HARD TIMES
From the editor
// Giles Roy

This is our last issue of 2010. Since it's going to be on stands for the duration of December, I'm going to treat you to a sort of year-end news summary that might have otherwise appeared elsewhere in the paper, and might have otherwise been more exhaustively researched. Let's begrudgingly look back, dear readers, on the year that was:

EARTHQUAKE HITS HAITI
On January 10, a magnitude 7.0 earthquake hits Haiti, killing somewhere between 92,000 and 230,000 people. This results in, among other things, a 25-year-anniversary rendition of “We Are the World”, performed by Justin Bieber, Lil Wayne and former-Haitian Wyclef Jean. This fixes the earthquake's damage, and Haiti returns to normal.

BROLYMPICS
The Winter Olympics invade Vancouver in February, catching an unprepared Vancouver population off-guard. For two weeks, the city is transformed into a drunken bro-zone, as athletes and television audiences alike mingle in the downtown core. Canada wins the gold medal in hockey, and every Canadian bro is given permission to act like a dickhead. The homelessness problem is subsequently solved, and Vancouver returns to normal. 

EARTHQUAKES HIT CHILE AND CHINA
Since news-reading North America seems to be “earthquaked out” since January, they tend to generally ignore the news of these two disasters. Certain enlightened-types, however, take the series of earthquakes to be an omen, signaling the end of the world. Years later, the world ends due to an unrelated nuclear war. 

ICELANDIC VOLCANO
The Eyjafjallajökull volcano erupts in Iceland on March 20, resulting in no casualties because Iceland is already barren as shit. Everyone marvels at the spectacle, but some folks lose their temper when the volcanic ash begins to delay their flights in and out of Europe. Several delayed travelers write angry letters to the volcano, to no avail.

“WORLD CUP”
On June 11, the world reverts to bro-mode for a month, as different countries attempt to prove their superiority over one another by kicking a ball in each others' direction. Spain wins. The Netherlands lose, despite having previously won the battle of which country has better breakfast food.

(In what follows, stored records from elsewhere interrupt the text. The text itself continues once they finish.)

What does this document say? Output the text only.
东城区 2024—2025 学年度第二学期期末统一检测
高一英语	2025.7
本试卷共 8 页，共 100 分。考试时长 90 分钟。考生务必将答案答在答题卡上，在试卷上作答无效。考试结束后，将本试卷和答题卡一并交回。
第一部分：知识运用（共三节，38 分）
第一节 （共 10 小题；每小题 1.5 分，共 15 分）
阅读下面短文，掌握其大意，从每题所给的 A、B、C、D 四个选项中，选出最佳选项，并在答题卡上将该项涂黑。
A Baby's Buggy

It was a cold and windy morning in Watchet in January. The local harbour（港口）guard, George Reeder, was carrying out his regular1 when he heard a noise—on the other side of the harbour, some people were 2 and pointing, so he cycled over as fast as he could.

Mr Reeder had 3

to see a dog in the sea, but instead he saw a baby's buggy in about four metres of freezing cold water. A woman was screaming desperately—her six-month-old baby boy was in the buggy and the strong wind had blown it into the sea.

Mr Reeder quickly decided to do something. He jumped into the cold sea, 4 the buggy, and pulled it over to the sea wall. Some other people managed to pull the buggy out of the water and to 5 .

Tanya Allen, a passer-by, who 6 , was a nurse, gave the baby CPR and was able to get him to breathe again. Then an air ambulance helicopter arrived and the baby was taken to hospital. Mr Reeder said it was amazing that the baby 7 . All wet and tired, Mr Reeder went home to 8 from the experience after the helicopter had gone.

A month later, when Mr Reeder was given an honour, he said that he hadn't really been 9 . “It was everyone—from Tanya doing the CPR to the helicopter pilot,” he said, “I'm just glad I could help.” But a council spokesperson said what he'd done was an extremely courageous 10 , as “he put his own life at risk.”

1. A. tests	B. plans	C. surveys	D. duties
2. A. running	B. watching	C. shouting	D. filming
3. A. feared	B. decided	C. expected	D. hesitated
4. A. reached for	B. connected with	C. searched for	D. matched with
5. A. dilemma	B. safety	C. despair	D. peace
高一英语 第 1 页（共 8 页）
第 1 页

THAT WHOLE CHILEAN MINER THING
Perhaps balancing out Chile's earlier bad luck, 33 miners are rescued from the collapsed San José mine on October 13, after being trapped underground for 69 days. 69 days is a really long time. That's two months and... eight days. Math!

INDONESIAN VOLCANO
On October 26, Indonesia's Mount Merapi erupts, resulting in nearly 300 deaths, because Indonesia is not barren as shit. In fact, over 400,000 people are forced to relocate due to the disaster. I can't think of anything goofy to say here. 

GORDON CAMPBELL RESIGNS
In a move that surprises just about everyone, Premier Gordan Campbell resigns on November 3. In a press conference, he says that his unpopularity as a result of his enforced HST tax has impeded his party's ability to properly govern the province. He can be seen weeks later, however, still being the premier.

MAN DEFEATS SCIENCE
A team of researchers, including several from UBC's TRIUMF facility, manage to “capture” antimatter. They do this, obviously, by putting hydrogen in a particle accelerator and harvesting the results of the particle collisions. Contrary to layman prediction, the universe does not implode. Unfortunately.

“LOVEABLE” ELF EATS IT
On November 19, the first of two final Harry Potter movies is released. Courier News Editor Samantha Thompson waits in line for four hours to see it. Dobby, the unofficial Jar Jar Binks of the Harry Potter universe, is apparently murdered at the end of the film. Courier Editor-in-Chief Giles Roy rejoices.